Litho hotspot analysis gets machine-learning turbocharge

By Paul Dempsey |  No Comments  |  Posted: July 29, 2020
Topics/Categories: Case Study, Conferences, Design to Silicon  |  Tags: , , , , ,  | Organizations: , ,

Samsung Foundry and Mentor, a Siemens business, are leveraging machine learning (ML) to cut the time and computational resources needed for lithography hotspot analysis.

In a paper at July’s virtual Design Automation Conference, the two companies described an ML project that has already been used on two test chips to reduce the areas that required full hotspot simulation to between 5% and 1% and that succeeded in identifying 90% of the potential problems on both beforehand.

The ML system was trained using Synthetic Realistic Layout Generation for 7nm devices, with the aim of making it capable of extensive hotspot analysis and refining potential hotspot detection before real-world designs become available for leading edge process nodes (Figure 1).

The training and prediction processes for ML-based litho hotspot detection (Mentor/Samsung Foundry/DAC)

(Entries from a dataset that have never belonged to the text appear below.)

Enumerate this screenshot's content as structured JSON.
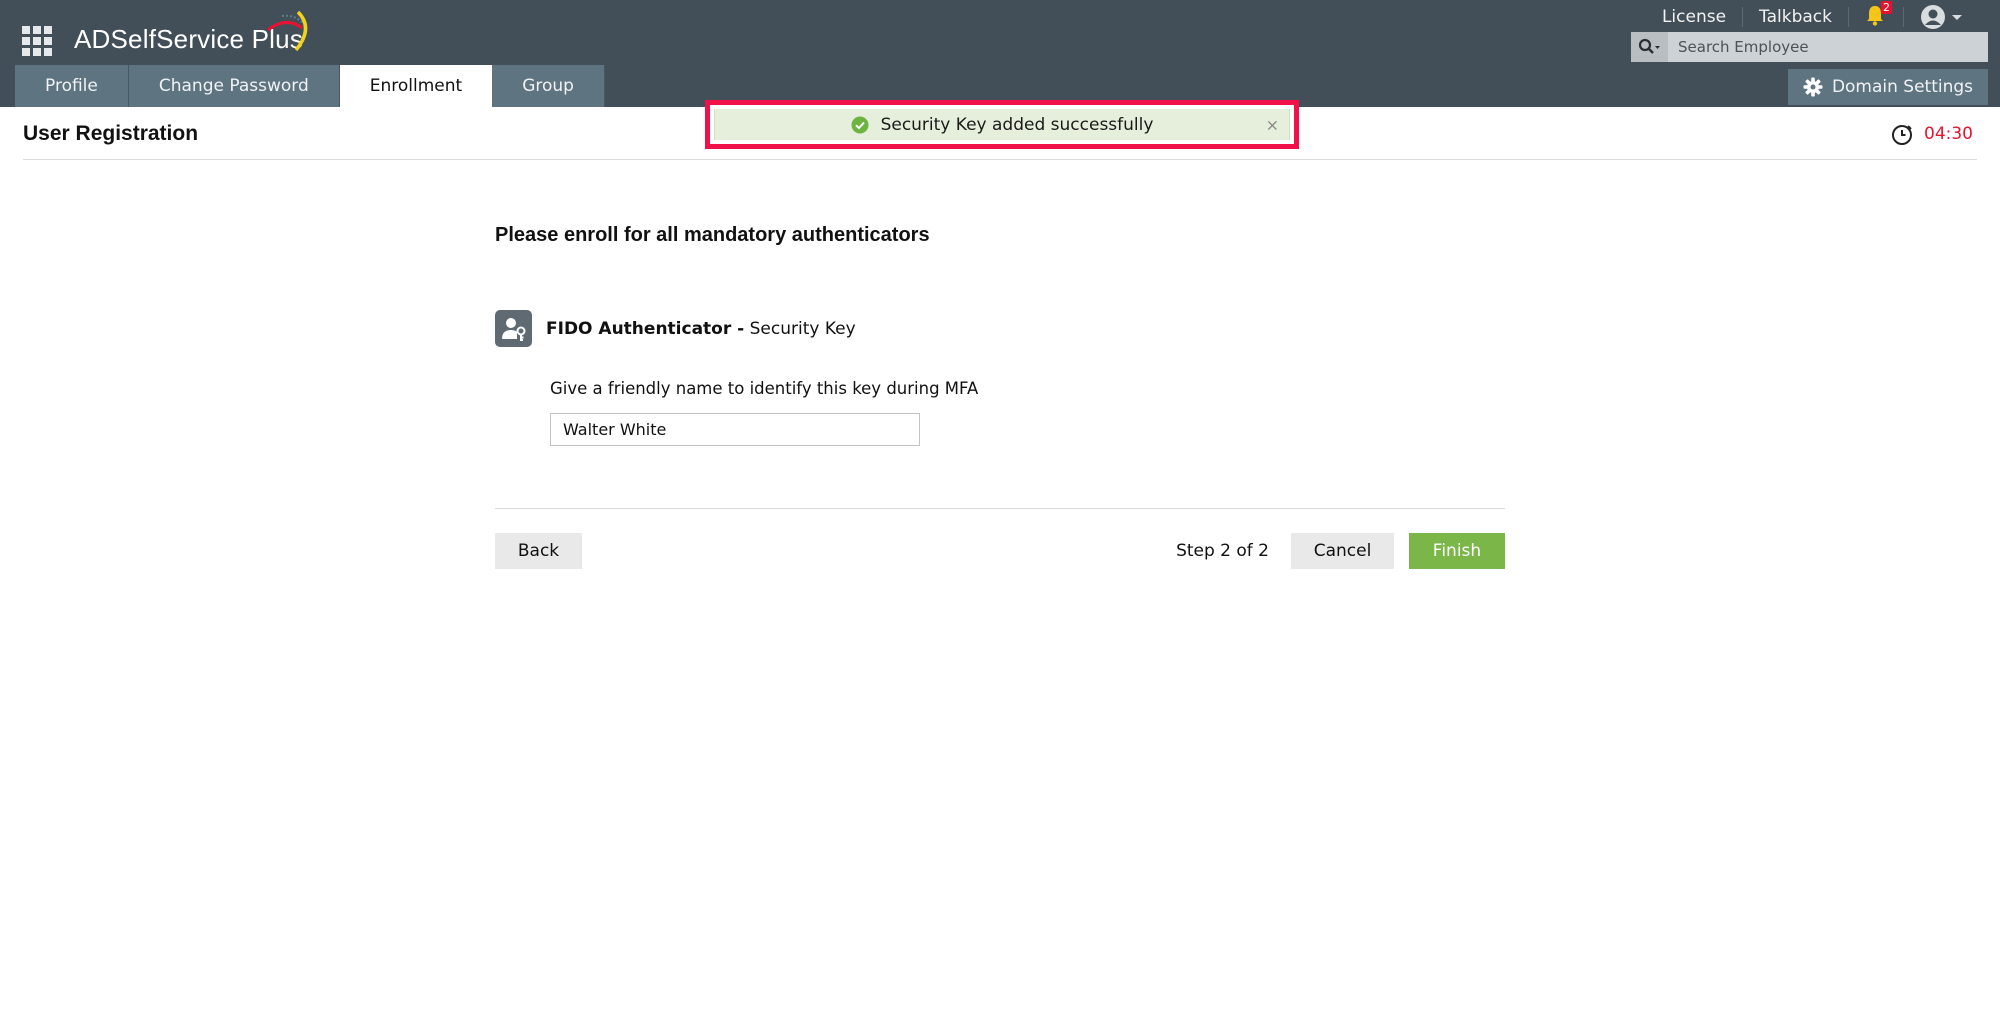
{
  "app": {
    "name": "ADSelfService Plus",
    "icons": {
      "apps": "grid-apps-icon",
      "logo": "swoosh-logo-icon"
    }
  },
  "header": {
    "links": [
      {
        "label": "License"
      },
      {
        "label": "Talkback"
      }
    ],
    "notifications": {
      "icon": "bell-icon",
      "count": "2"
    },
    "user_menu": {
      "icon": "user-avatar-icon",
      "caret": "caret-down-icon"
    },
    "search": {
      "placeholder": "Search Employee",
      "value": "",
      "icon": "search-icon"
    }
  },
  "tabs": [
    {
      "label": "Profile",
      "active": false
    },
    {
      "label": "Change Password",
      "active": false
    },
    {
      "label": "Enrollment",
      "active": true
    },
    {
      "label": "Group",
      "active": false
    }
  ],
  "domain_settings": {
    "label": "Domain Settings",
    "icon": "gear-icon"
  },
  "toast": {
    "message": "Security Key added successfully",
    "icon": "check-circle-icon",
    "close_label": "×",
    "highlight_color": "#f0104a",
    "background": "#e6efdb"
  },
  "page": {
    "title": "User Registration",
    "timer": {
      "value": "04:30",
      "icon": "stopwatch-icon",
      "color": "#e8122e"
    }
  },
  "enrollment": {
    "heading": "Please enroll for all mandatory authenticators",
    "authenticator": {
      "name_bold": "FIDO Authenticator -",
      "name_rest": " Security Key",
      "icon": "user-key-icon"
    },
    "field_label": "Give a friendly name to identify this key during MFA",
    "field_value": "Walter White",
    "footer": {
      "back_label": "Back",
      "step_text": "Step 2 of 2",
      "cancel_label": "Cancel",
      "finish_label": "Finish",
      "finish_color": "#7ab648"
    }
  }
}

The system, which has a supervised learning structure based on a deep neural network, generates training data based on foundry inputs to Mentor’s Calibre LSG (layout schema generation) tool.

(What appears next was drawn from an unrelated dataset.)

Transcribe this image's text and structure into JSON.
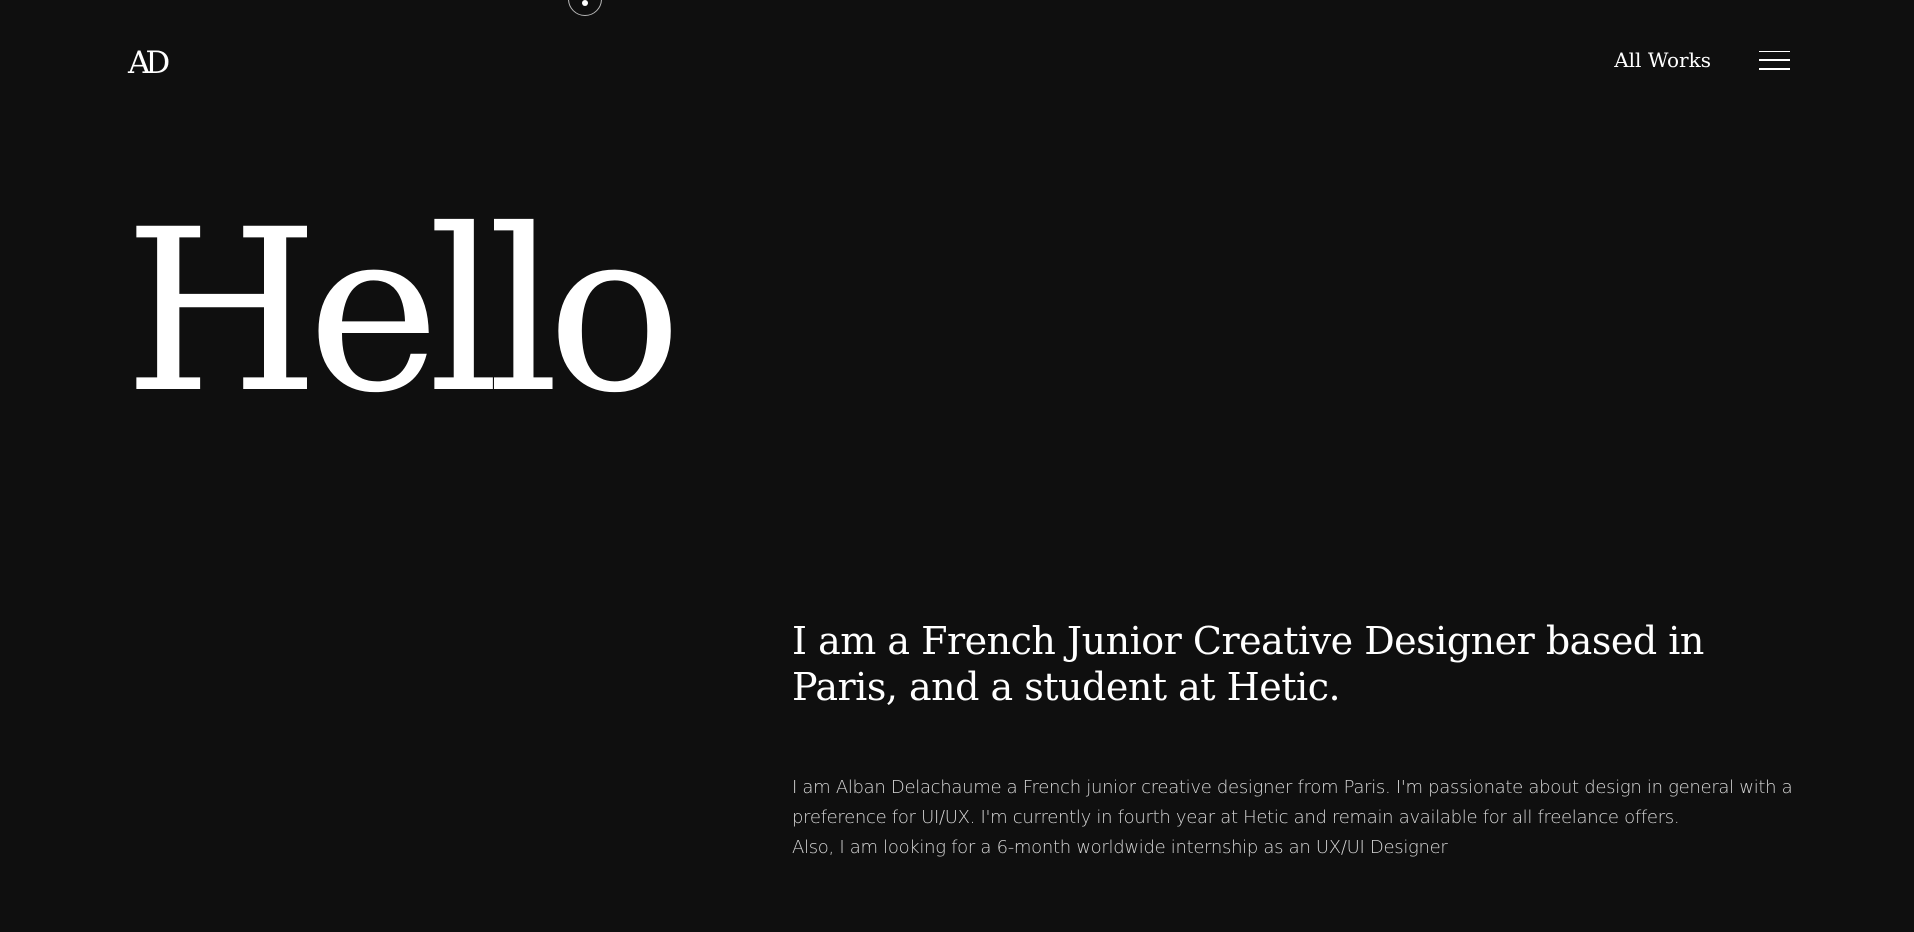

These inputs range from basic design rule checks (e.g., width, space, area, notch, end-to-end, etc) to techniques that represent an appropriate range of design style and variations (e.g., regular and wide metals of various lengths, sparsely and densely populated areas, percentages of non-preferred direction and off-grid wires, etc).

The training data also needs to include both hotspots and non-hotspots to build up the capability of the analysis that the system can ultimately develop and deploy.

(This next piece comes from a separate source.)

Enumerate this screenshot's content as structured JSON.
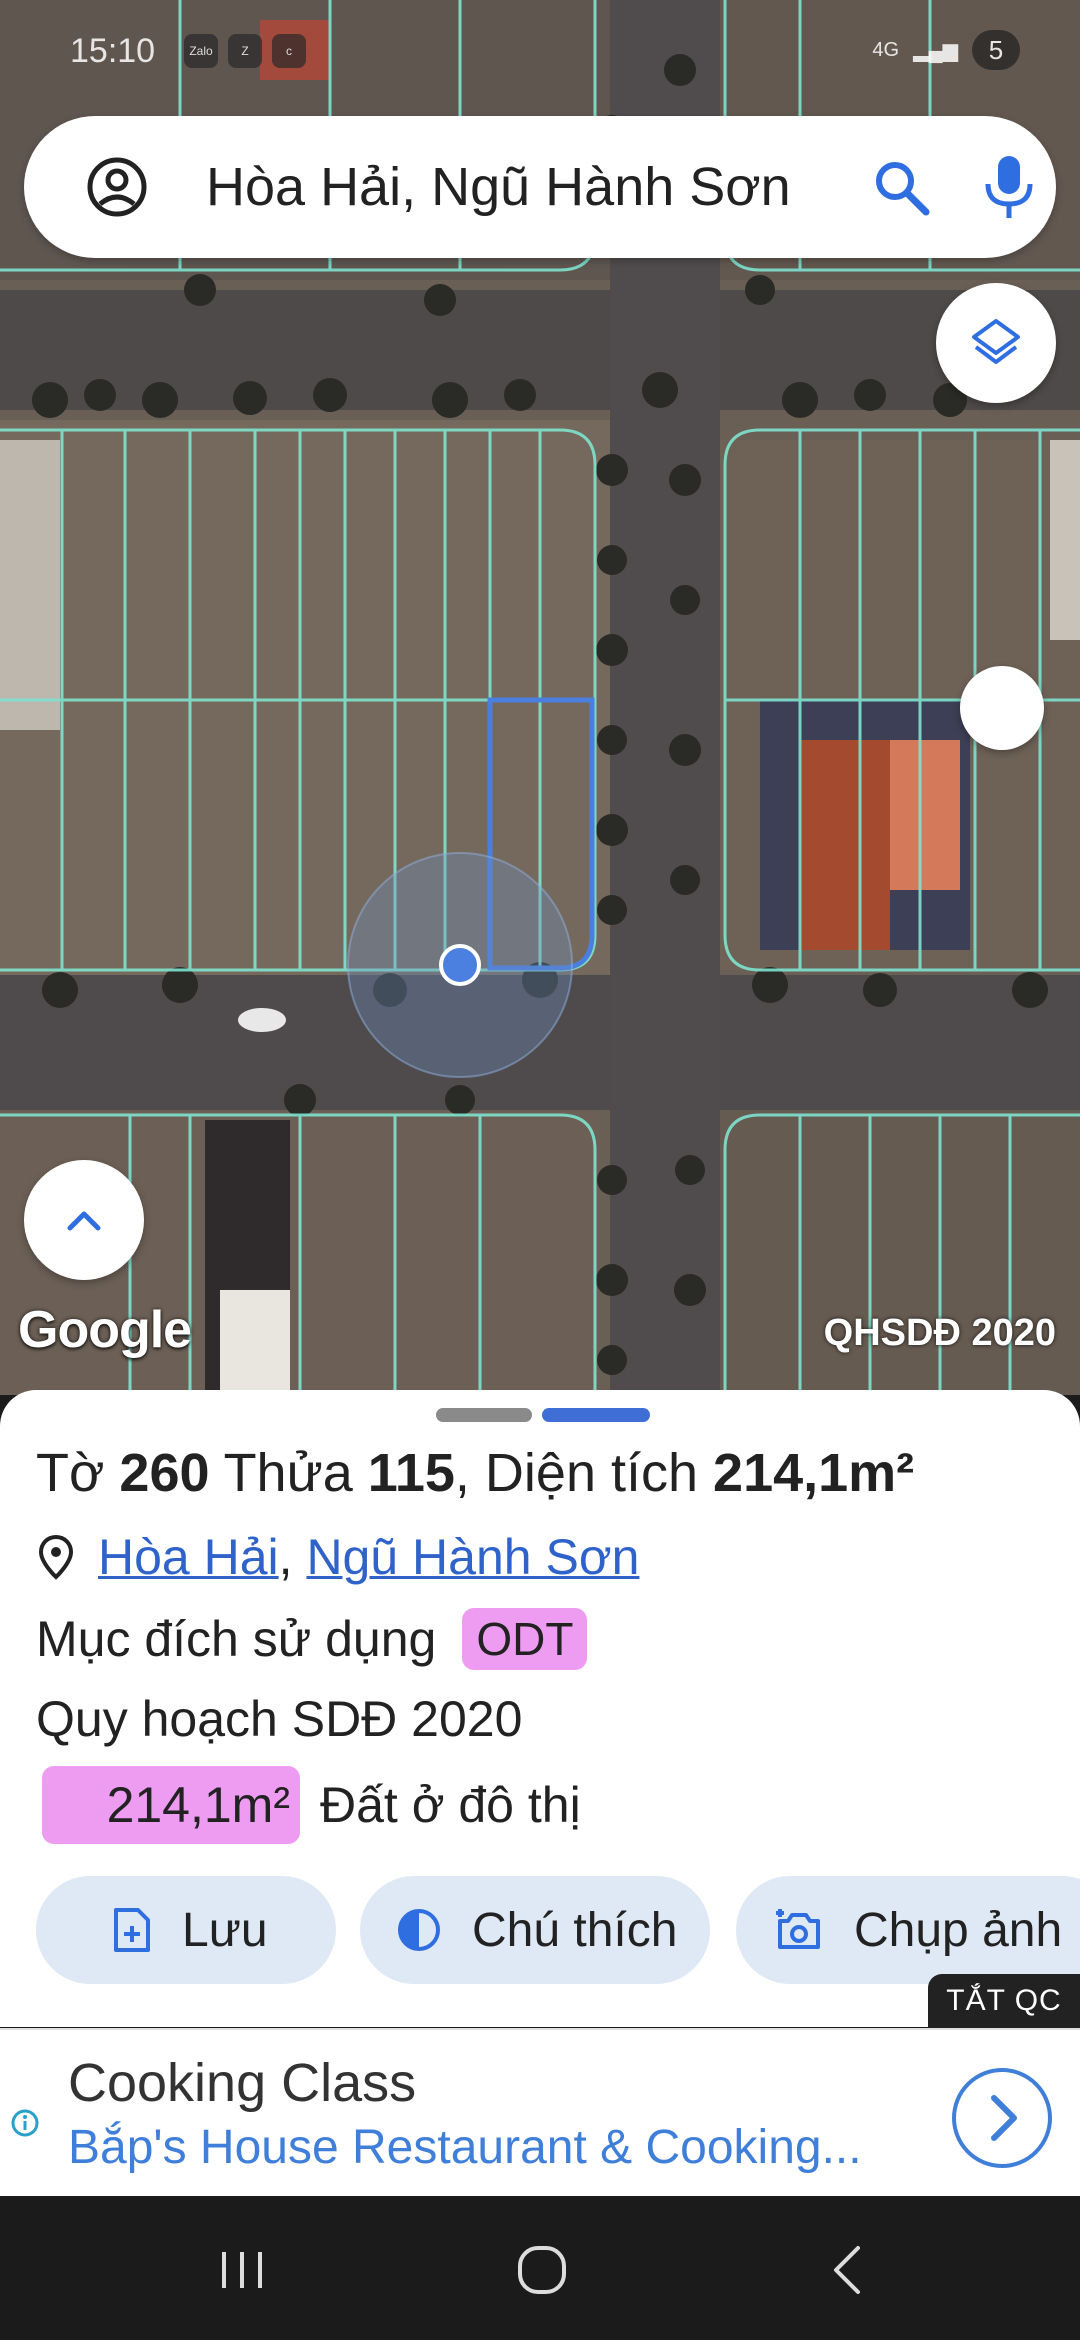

Alongside a great reduction in the need for litho hotspot simulation capacity – a process that tests the capacity of server farms owned by even larger design houses – the resulting system was able to analyze and grade chips as much as 20X more quickly than for a traditional model-based analysis. More results are contained in Figure 2.

Figure 2. Machine-learning litho hotspot results on blind test chips

Figure 2. Machine-learning litho hotspot results on blind test chips (Mentor/Samsung Foundry/DAC)

Full details of the research are available in the paper, ‘How to train your dragon before you have machine learning training data’ by Kang et al, in the 2020 DAC proceedings.